O Governo falhou dizem os patrões. Os trabalhadores, mesmo os que não fazem greve, dizem-no também. Os que fazem, é claro que não só concordam como entendem esse falhanço como quase um crime. Os partidos da oposição não duvidam de que o Governo falhou e tenho para mim que, secretamente, lá no fundo da sua consciência keynesiana, Sua Excelência o Presidente da República entende o mesmo.
O próprio Governo, ou pelo menos alguns ministros do Governo, hão de estar convictos de que o Governo falhou. É objetivo, não vale a pena discutir. A situação está pior, o desemprego é insuportável, ganhamos menos (mesmo alguns capitalistas ganham menos e outros estão praticamente falidos), há menos protecção social, pagamos mais impostos.
O Governo não fez as reformas que devia ter feito e as que fez produziram pouco efeito. Outras, que chegou a propor, como a da TSU, revelaram-se um desastre (pelo menos junto da opinião pública).
Ora, o que faz no poder um Governo que falha?
A pergunta é retórica, porque na verdade este Governo olha à volta para outros Governos que têm estado a falhar. Hollande falhou; Obama não é o que se esperava; Dilma tem problemas; Enrico Letta teve de se aliar ao pavoroso (e agora condenado) Berlusconi; Cameron é o que se vê; Merkel faz promessas tontas para se aguentar no poder.
Nunca - para utilizar uma expressão cara a Vasco Pulido Valente - o mundo esteve tão perigoso como está.
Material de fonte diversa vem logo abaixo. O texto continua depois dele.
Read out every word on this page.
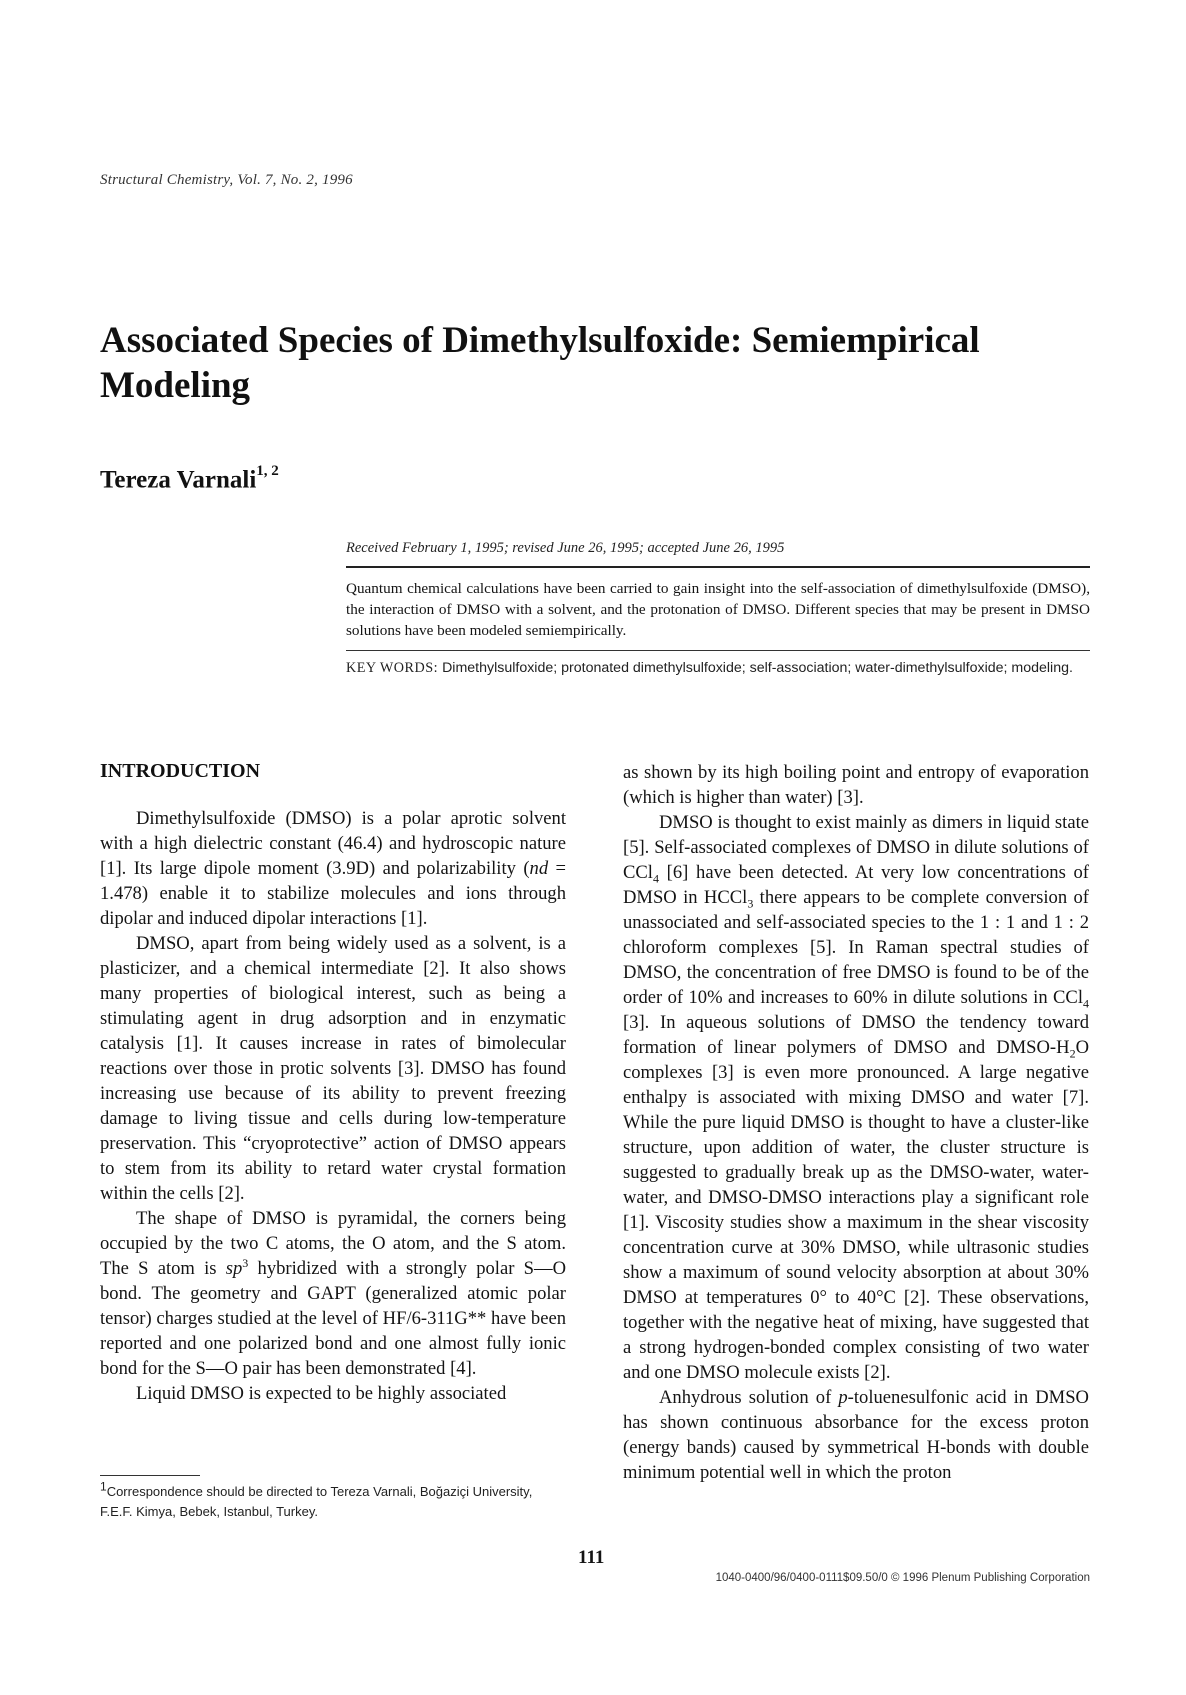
Structural Chemistry, Vol. 7, No. 2, 1996
Associated Species of Dimethylsulfoxide: Semiempirical Modeling
Tereza Varnali$^{1, 2}$

Received February 1, 1995; revised June 26, 1995; accepted June 26, 1995

Quantum chemical calculations have been carried to gain insight into the self-association of dimethylsulfoxide (DMSO), the interaction of DMSO with a solvent, and the protonation of DMSO. Different species that may be present in DMSO solutions have been modeled semiempirically.

KEY WORDS: Dimethylsulfoxide; protonated dimethylsulfoxide; self-association; water-dimethylsulfoxide; modeling.

INTRODUCTION

Dimethylsulfoxide (DMSO) is a polar aprotic solvent with a high dielectric constant (46.4) and hydroscopic nature [1]. Its large dipole moment (3.9D) and polarizability (nd = 1.478) enable it to stabilize molecules and ions through dipolar and induced dipolar interactions [1].

DMSO, apart from being widely used as a solvent, is a plasticizer, and a chemical intermediate [2]. It also shows many properties of biological interest, such as being a stimulating agent in drug adsorption and in enzymatic catalysis [1]. It causes increase in rates of bimolecular reactions over those in protic solvents [3]. DMSO has found increasing use because of its ability to prevent freezing damage to living tissue and cells during low-temperature preservation. This “cryoprotective” action of DMSO appears to stem from its ability to retard water crystal formation within the cells [2].

The shape of DMSO is pyramidal, the corners being occupied by the two C atoms, the O atom, and the S atom. The S atom is $sp^3$ hybridized with a strongly polar S—O bond. The geometry and GAPT (generalized atomic polar tensor) charges studied at the level of HF/6-311G** have been reported and one polarized bond and one almost fully ionic bond for the S—O pair has been demonstrated [4].

Liquid DMSO is expected to be highly associated

$^1$Correspondence should be directed to Tereza Varnali, Boğaziçi University, F.E.F. Kimya, Bebek, Istanbul, Turkey.

as shown by its high boiling point and entropy of evaporation (which is higher than water) [3].

DMSO is thought to exist mainly as dimers in liquid state [5]. Self-associated complexes of DMSO in dilute solutions of CCl$_4$ [6] have been detected. At very low concentrations of DMSO in HCCl$_3$ there appears to be complete conversion of unassociated and self-associated species to the 1 : 1 and 1 : 2 chloroform complexes [5]. In Raman spectral studies of DMSO, the concentration of free DMSO is found to be of the order of 10% and increases to 60% in dilute solutions in CCl$_4$ [3]. In aqueous solutions of DMSO the tendency toward formation of linear polymers of DMSO and DMSO-$H_2O$ complexes [3] is even more pronounced. A large negative enthalpy is associated with mixing DMSO and water [7]. While the pure liquid DMSO is thought to have a cluster-like structure, upon addition of water, the cluster structure is suggested to gradually break up as the DMSO-water, water-water, and DMSO-DMSO interactions play a significant role [1]. Viscosity studies show a maximum in the shear viscosity concentration curve at 30% DMSO, while ultrasonic studies show a maximum of sound velocity absorption at about 30% DMSO at temperatures 0° to 40°C [2]. These observations, together with the negative heat of mixing, have suggested that a strong hydrogen-bonded complex consisting of two water and one DMSO molecule exists [2].

Anhydrous solution of p-toluenesulfonic acid in DMSO has shown continuous absorbance for the excess proton (energy bands) caused by symmetrical H-bonds with double minimum potential well in which the proton

111
1040-0400/96/0400-0111$09.50/0 © 1996 Plenum Publishing Corporation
Há todo um modelo a falhar e arrastar consigo conquistas, valores, direitos.
Esta constatação não é, como muitas vezes é entendida, uma resignação. Pelo contrário! É um desafio.
Sim, o Governo falhou, essa é a parte que já sei! Mas agora deem-me novidades. Jurem sem se rir que um Governo do PS seria substancialmente (reparem que eu digo na substância das medidas e não apenas no modo de as apresentar) diferente. Ou jurem-me que sair do Euro não era a tragédia que se sabe. Ou jurem-me que romper com a troika não tinha um efeito devastador.
O problema não é só o Governo ter faltado à palavra, romper promessas, tomar más decisões. O problema é muito mais vasto.
Esta situação inteiramente nova carece de entendimentos internos e externos, de novas regulações sobre a financeirização da economia, de novos acordos sobre o comércio livre, de novos alinhamentos políticos, de novas formas de representação.
O problema reside em todos aqueles que ainda não entenderam ou não quiseram entender que o mundo não voltará ser como era. O problema é que o Governo insiste numa receita e as oposições noutras, embora nem uns nem outros (nem eu, não me tomem por presunçoso) conheçam a doença. O desafio é refazer as relações sociais num mundo diferente sem perder o essencial do que construímos. E o essencial são coisas simples de enumerar, mas difíceis de concretizar e preservar: em primeiro lugar a liberdade, ou melhor, as liberdades (política, sindical, de expressão, associativa, empresarial, de propriedade, etc.); em segundo lugar a justiça, a igualdade de todos perante uma lei efetiva e imparcialmente exercida; em terceiro lugar, a solidariedade ou o Estado Social, a rede de proteção aos mais fracos.
Não separo o mundo em bons e maus. Não acho que as preferências políticas (como as religiosas) separem os justos dos delinquentes. Existe à esquerda e à direita (assim como no Governo) quem defenda estes princípios; como existe, à esquerda e à direita (e não sei se no Governo), quem os ataca.